Variety logo Variety 8/2/2018 Todd Spangler
a group of women posing for a photo © Provided by Variety

It’s the end of the road for Musical.ly, the short-form video app that grew to more than 100 million active monthly users since its 2014 launch — and spawned its own digital stars and passionate creator community.

As of Thursday (Aug. 2), the Musical.ly app is no longer available. Users will be migrated to TikTok, a similar short-form video-sharing app from Chinese internet giant Bytedance. The move to consolidate Musical.ly’s audience with TikTok comes after Bytedance closed the acquisition of Musical.ly in November 2017 in a deal reportedly worth up to $1 billion.

Existing Musical.ly user accounts, content and followers will automatically move to the new TikTok app, according to the company. Bytedance says TikTok has 500 million active monthly users worldwide, and the company concluded it made sense to merge Musical.ly and TikTok under one roof.

In June, Musical.ly shut down Live.ly, its live-streaming companion app, and encouraged users to switch to Cheetah Mobile’s LiveMe, a similar app in which Bytedance had committed invested $50 million in funding.

Musical.ly started life as an app that let users record themselves lip-syncing along to songs and audio clips.

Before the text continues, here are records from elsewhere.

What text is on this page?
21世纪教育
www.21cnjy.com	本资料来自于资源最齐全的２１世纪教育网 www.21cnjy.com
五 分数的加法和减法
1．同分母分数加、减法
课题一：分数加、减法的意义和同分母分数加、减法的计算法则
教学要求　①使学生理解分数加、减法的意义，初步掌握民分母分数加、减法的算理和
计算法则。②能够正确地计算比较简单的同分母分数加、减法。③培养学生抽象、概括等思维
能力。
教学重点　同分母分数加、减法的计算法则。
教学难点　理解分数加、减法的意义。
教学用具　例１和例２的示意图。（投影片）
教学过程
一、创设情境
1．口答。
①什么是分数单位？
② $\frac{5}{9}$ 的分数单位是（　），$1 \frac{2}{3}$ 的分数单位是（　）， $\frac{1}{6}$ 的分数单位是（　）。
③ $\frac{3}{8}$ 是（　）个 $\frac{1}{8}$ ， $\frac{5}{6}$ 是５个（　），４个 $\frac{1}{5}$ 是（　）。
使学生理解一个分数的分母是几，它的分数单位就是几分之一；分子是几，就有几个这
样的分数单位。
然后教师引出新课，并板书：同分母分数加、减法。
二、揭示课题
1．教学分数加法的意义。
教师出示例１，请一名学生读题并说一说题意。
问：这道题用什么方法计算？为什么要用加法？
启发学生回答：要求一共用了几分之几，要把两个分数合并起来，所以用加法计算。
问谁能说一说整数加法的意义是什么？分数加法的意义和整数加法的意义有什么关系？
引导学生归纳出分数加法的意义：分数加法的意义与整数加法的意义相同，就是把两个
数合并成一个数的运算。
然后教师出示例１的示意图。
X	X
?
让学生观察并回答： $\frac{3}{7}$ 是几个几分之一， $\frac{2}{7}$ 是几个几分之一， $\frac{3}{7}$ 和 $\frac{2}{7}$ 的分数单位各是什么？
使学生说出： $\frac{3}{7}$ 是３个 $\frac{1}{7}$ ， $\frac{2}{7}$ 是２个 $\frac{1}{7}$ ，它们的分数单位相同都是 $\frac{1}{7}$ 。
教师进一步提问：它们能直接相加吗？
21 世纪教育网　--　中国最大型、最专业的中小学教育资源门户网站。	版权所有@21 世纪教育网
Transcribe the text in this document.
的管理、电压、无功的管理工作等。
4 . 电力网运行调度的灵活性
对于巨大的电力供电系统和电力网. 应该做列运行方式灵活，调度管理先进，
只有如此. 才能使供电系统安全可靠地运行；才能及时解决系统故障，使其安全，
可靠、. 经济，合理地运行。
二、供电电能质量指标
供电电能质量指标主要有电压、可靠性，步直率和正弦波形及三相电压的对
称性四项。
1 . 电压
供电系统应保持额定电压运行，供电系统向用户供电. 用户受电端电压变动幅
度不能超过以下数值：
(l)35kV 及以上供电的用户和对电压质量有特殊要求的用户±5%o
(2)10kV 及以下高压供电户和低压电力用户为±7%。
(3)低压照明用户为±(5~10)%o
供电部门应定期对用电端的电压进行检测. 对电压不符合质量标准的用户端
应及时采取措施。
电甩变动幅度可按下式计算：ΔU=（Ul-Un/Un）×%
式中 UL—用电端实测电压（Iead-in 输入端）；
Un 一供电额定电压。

It gained a large following, mostly in the U.S., with a user base skewing toward tween and teenage girls. In an update a year ago, Musical.ly tried to broaden the app’s feature set to try to widen its appeal as a social-video platform; it also had struck content partnerships with Viacom, NBCUniversal and Hearst Magazines Digital Media to produce original short-form series for Musical.ly.

According to Bytedance, the upgraded TikTok app incorporates the most popular elements of both TikTok and Musical.ly apps. It includes a feed that highlights content from a users’ community and features a personalized video recommendations based on viewing preferences.

“Combining musical.ly and TikTok is a natural fit given the shared mission of both experiences — to create a community where everyone can be a creator,” Alex Zhu, co-founder of Musical.ly and senior VP of TikTok, said in a statement.

Bytedance said TikTok will launch a series of new creator programs to provide technical support, performance insights and guidance on growth strategy.

Upcoming features planned for TikTok will include: a “reaction” feature that allows users to react to friends’ videos; enhanced creative tools like interactive gesture filters and “fun-house mirror camera effects”; and greenscreen-like background effects.

Musical.ly’s official Twitter account has purged of all of its previous tweets, and late Wednesday posted just one message: “RIP #Musically.”

TikTok is available via Apple’s App Store and Google Play. Existing musical.ly users will automatically upgrade to TikTok when they update the current app.

TikTok is based in L.A., with offices in London, Tokyo, Seoul, Shanghai, Beijing, Singapore, Jakarta, Mumbai, and Moscow. Musical.ly’s head of North American operations, Alex Hofmann, left the company in January after the Bytedance deal.